Une quatrième politique, ayant comme ambition une structuration des données à l'échelle du Web dans son ensemble est l'approche représentée par le courant du Web sémantique. Cette politique, antérieure à l'apparition du Web 2.0 mais ayant connu un déploiement limité, consiste en la mise en place et la diffusion de standards permettant la production d'un système hiérarchisé d’ontologies. Le concept du Web sémantique a été développé par le W3C79 et trouve ses origines chez T. Berners-Lee qui évoquait, dès la création du consortium W3C en 1994, l'importance pour optimiser la recherche dans l'espace documentaire du Web de mieux structurer et identifier les ressources disponibles, aussi bien en ce qui concerne leur forme que leur contenu, pour permettre une accessibilité optimisée aux ressources par les humains et les machines. L'idée du Web Sémantique est donc de rendre plus efficace l'accessibilité aux données aussi bien pour l'homme que pour les machines et de ce fait, d'aboutir pour l'utilisateur à un allégement de la tâche de recherche.

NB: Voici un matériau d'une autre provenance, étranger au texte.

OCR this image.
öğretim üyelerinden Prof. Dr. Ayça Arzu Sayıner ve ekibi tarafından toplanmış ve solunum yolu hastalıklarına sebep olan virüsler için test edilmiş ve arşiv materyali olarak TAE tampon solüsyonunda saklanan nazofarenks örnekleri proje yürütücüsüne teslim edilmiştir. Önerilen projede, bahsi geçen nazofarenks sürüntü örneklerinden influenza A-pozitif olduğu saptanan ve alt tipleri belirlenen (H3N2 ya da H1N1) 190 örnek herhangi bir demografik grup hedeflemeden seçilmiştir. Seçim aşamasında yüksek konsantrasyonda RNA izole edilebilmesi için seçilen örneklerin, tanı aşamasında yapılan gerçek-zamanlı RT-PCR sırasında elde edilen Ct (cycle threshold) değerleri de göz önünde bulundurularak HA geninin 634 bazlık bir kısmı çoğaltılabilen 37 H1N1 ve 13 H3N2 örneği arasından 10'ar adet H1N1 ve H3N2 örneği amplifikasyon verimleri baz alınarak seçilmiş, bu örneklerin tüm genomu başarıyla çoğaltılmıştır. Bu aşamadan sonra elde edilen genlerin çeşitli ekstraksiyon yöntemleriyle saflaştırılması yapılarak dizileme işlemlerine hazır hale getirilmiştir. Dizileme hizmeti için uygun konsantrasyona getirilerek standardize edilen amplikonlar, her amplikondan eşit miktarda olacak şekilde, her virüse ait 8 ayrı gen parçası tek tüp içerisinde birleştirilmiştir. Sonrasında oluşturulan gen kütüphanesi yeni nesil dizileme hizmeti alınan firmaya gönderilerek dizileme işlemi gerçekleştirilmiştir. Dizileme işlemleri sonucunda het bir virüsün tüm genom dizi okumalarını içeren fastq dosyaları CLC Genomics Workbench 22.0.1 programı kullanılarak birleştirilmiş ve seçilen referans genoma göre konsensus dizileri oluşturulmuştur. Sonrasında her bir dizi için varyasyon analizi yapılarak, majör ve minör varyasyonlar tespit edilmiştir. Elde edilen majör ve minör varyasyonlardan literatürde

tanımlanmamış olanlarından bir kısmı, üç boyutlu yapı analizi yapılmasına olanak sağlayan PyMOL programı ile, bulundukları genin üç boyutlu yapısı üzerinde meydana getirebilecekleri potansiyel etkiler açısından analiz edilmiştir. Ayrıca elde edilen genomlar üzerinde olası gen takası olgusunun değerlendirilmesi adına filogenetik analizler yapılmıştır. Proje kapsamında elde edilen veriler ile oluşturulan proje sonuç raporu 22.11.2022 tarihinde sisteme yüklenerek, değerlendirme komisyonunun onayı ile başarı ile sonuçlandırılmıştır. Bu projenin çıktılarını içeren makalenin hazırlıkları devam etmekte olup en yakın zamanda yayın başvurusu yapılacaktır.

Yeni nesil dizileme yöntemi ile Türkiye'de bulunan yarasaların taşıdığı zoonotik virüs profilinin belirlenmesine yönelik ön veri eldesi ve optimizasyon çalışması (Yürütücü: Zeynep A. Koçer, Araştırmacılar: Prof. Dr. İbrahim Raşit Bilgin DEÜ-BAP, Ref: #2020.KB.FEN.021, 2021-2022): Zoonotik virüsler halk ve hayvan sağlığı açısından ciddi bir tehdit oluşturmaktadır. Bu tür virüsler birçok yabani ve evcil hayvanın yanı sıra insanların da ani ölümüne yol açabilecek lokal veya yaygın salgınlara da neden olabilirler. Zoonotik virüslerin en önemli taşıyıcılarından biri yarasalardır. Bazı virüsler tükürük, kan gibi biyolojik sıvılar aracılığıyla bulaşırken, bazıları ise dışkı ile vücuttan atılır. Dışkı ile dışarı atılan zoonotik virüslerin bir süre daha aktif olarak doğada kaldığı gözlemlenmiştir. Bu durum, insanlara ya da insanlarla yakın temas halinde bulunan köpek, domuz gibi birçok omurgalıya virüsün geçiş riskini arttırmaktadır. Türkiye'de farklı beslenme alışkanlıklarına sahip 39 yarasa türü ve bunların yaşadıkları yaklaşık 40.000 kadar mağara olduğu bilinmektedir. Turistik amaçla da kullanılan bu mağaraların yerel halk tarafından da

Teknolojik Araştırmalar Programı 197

Sur le plan technique, le projet du Web sémantique a comme objectif de normaliser les modes d’indexation des informations en proposant des cadres communs qui permettent de décrire le contenu et la structure des documents disponibles en ligne. Cette normalisation implique la production de standards acceptés et utilisés par tous les développeurs et donc l’adhésion au projet du Web sémantique tel qu’il est proposé par le W3C, afin de faciliter l'interopérabilité des différentes ressources disponibles sur le Web.

Ces standards sont adoptés à l'issu d'un processus de validation relativement contraignant, mis en place au sein de la W3C qui fait figure d'autorité. Les standards, avant d'être adoptés, sont produits par différents groupes de travail qui soumettent des « working draft », documents encore en construction, qui peuvent être modifiés durant un délai maximum de trois mois avant d'être formalisés sous forme de documents finaux et doivent proposer au moins deux

prototypes concrètement réalisables. Ces versions finales de recommandations sont ensuite validées par un groupe d'experts qui s'assurent de la compatibilité des standards avec les couches existantes. Seulement à la suite de ces différentes étapes, une recommandation peut être validée en tant que standard de la W3C. A l'inverse des politiques de structuration des données observables sur le Web 2.0 développées de manière autonome, principalement par des micros sociétés avant l'arrivée des grands acteurs qui ont procédé à leur rachat, il s'agit dans le cas du Web sémantique d'une organisation structurée autour de règles bien établies qui a comme ambition une structuration de l'ensemble des données constituant le Web.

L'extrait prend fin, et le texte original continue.